To date the BWI has accorded membership status to 129 producers for strictly adhering to its sustainability principles.  Of these,13 have been designated champions for exceeding the conservation specifications set by the organisation.  Members include some of the most internationally-awarded producers such as Vergelegen, Oak Valley, Graham Beck, Paul Cluver and Delheim, underscoring the stature of the project.

Kotzé said that in addition to spearheading the move to engage individual producers in reducing the further loss of threatened natural habitat, the BWI had achieved another important milestone, admitting the Darling Wine District as its first collective member with every one of the producers farming in the area now following BWI principles. 

“These results demonstrate an exceedingly high level of support for the principles of conservation, as well as production integrity.  They are not only critically important in protecting the environment but they also give South Africa a substantial point of competitive difference in international markets,” said Birch.

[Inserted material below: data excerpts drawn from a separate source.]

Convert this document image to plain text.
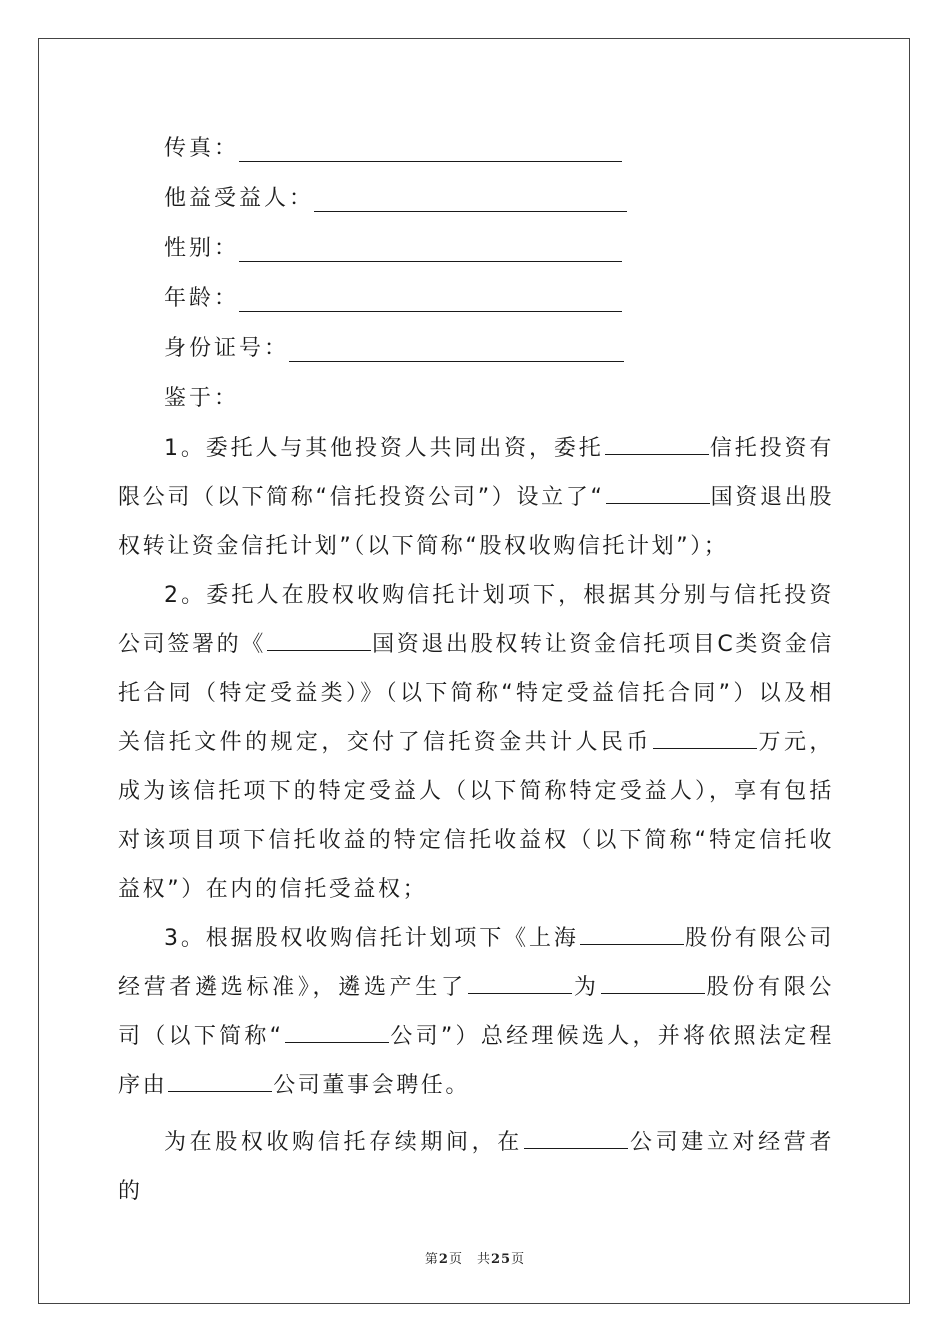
传真：
他益受益人：
性别：
年龄：
身份证号：
鉴于：

1。委托人与其他投资人共同出资，委托	信托投资有限公司（以下简称“信托投资公司”）设立了“	国资退出股权转让资金信托计划”（以下简称“股权收购信托计划”）；

2。委托人在股权收购信托计划项下，根据其分别与信托投资公司签署的《	国资退出股权转让资金信托项目C类资金信托合同（特定受益类）》（以下简称“特定受益信托合同”）以及相关信托文件的规定，交付了信托资金共计人民币	万元，成为该信托项下的特定受益人（以下简称特定受益人），享有包括对该项目项下信托收益的特定信托收益权（以下简称“特定信托收益权”）在内的信托受益权；

3。根据股权收购信托计划项下《上海	股份有限公司经营者遴选标准》，遴选产生了	为	股份有限公司（以下简称“	公司”）总经理候选人，并将依照法定程序由	公司董事会聘任。

为在股权收购信托存续期间，在	公司建立对经营者的

第2页 共25页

Greater environmental awareness internationally had seen consumers increasingly make conscious decisions to support producers who took an eco-friendly approach.  “The trend of conspicuous consumption is being eclipsed by mindful consumption,” Birch said “with shoppers wanting to help redress environmental imbalances and eschewing products and services that impact negatively on the planet.”

Birch confirmed that many producers, in line with South Africa’s generic positioning of “Variety is in Our Nature” had made conservation of the Cape’s unique biodiversity a core feature of their marketing campaigns and they were embracing the advantages it offered to promote wine tourism.  “Several producers have opened up nature walks and information centres on their farms, whilst neighbouring wineries collaborate to create regional hiking trails through the natural areas set aside for conservation under the BWI stewardship model.”

Currently, the BWI is seeking EU approval for the use of a sticker that can be displayed by accredited members on their wine bottles.  It features a sugar bird on a protea and is already in use on the domestic market.